Assuming that the exchange's market strategy is wrong, it slowly loses market share, cannot make profits and gradually goes bankrupt, unless the exchange runs away before the closure, it will not affect the safety of user assets, and there is no need to run away quickly. If it is a formal exchange, even if it decides to stop operating, it will notify users to withdraw their assets as soon as possible and will not occupy assets. Recently, the American Bittrex exchange decided to stop operating and notified users to withdraw their assets quickly.

Should you escape if something happens at the exchange?

For users, whether an exchange is well managed, how high its market share is, or whether there are any disputes within the organization may not be the most important part for users. The most important part is asset security: "Can I withdraw all the money I have in the exchange?"

If the incident has nothing to do with the security of your assets, such as an employee quarrel or gossip about the founder, then there is no need for FUD (unnecessary panic). However, if it is an incident that will affect your assets, such as theft, trading losses, or major information security issues, sometimes even if it does not directly affect you at the moment, as the incident develops, it may trigger a chain reaction. If you have any doubts, run first. As everyone often says: It is better to be safe than sorry. If you have any doubts, run first and seek safety first.

How to know the actual asset status of the exchange?

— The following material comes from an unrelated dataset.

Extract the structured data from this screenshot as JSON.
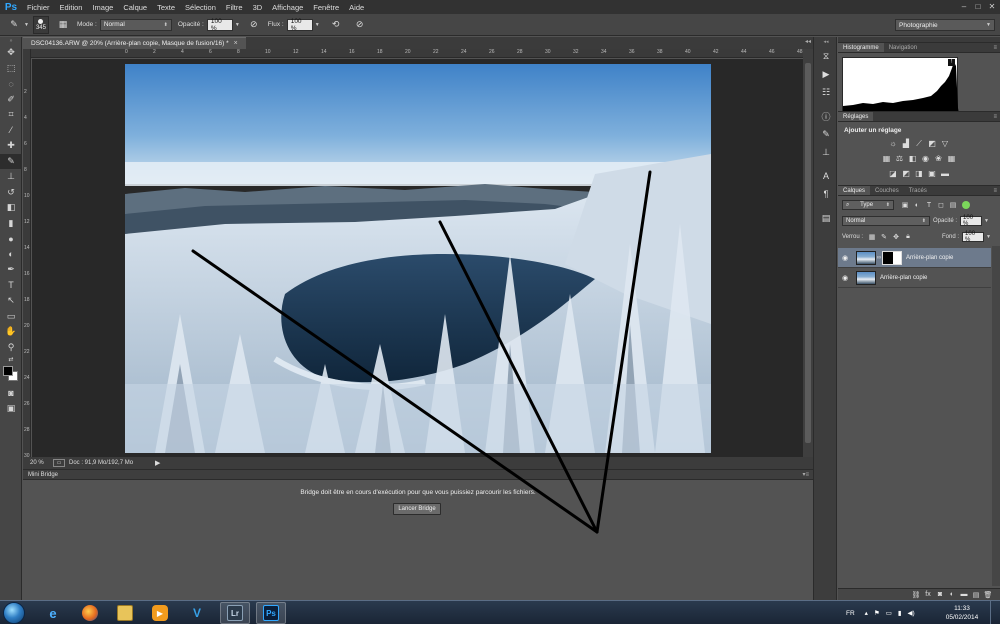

After the FTX incident, in order to restore user confidence, many exchanges began to show their strength and publicly disclose Proof of Assets (PoA) to allow the outside world to examine the actual asset status of the exchange. However, proof of assets alone cannot completely solve the problem, because users are more concerned about not only how much assets the exchange has, but whether the exchange has enough reserves to fully pay the user's assets.

For example, Exchange A has 50 billion in assets, which seems to be a large amount. But if the total value of users' assets is 100 billion, then this means that the exchange does not have full reserves, but has misappropriated half of the assets, which is a very high risk.

Therefore, if you want to prove whether the exchange has fully reserved user assets, the focus should be on Proof of Reserves (PoR). The assets deposited by users in the exchange are a liability for the exchange. These funds actually belong to the users and are a debt. The concept of Proof of Reserves is to prove that the exchange has sufficient reserves for each liability.

Although proof of reserves may be relatively complex, many large exchanges have already provided relevant pages and verification tutorials. In contrast, proof of assets can provide faster and more immediate information. If there are significant changes in the assets of an exchange, you can quickly understand the situation from the on-chain data. However, this still has certain limitations. If an exchange is hacked or stolen, you can see the outflow of funds from the proof of assets. But if the exchange misappropriates assets, such as using users' coins for activities such as DeFi, this cannot be known from the proof of assets.

Summarize

There have been many exchange closures in the past, and exchange transparency has always been one of the major risks in the cryptocurrency industry. Although exchanges provide proof of assets and proof of reserves, users still need to carefully assess risks and take appropriate measures to protect the safety of their assets. This includes choosing reputable and highly secure exchanges, diversifying asset risks, regularly transferring assets to your own wallet, and staying vigilant and paying attention to announcements and updates from exchanges.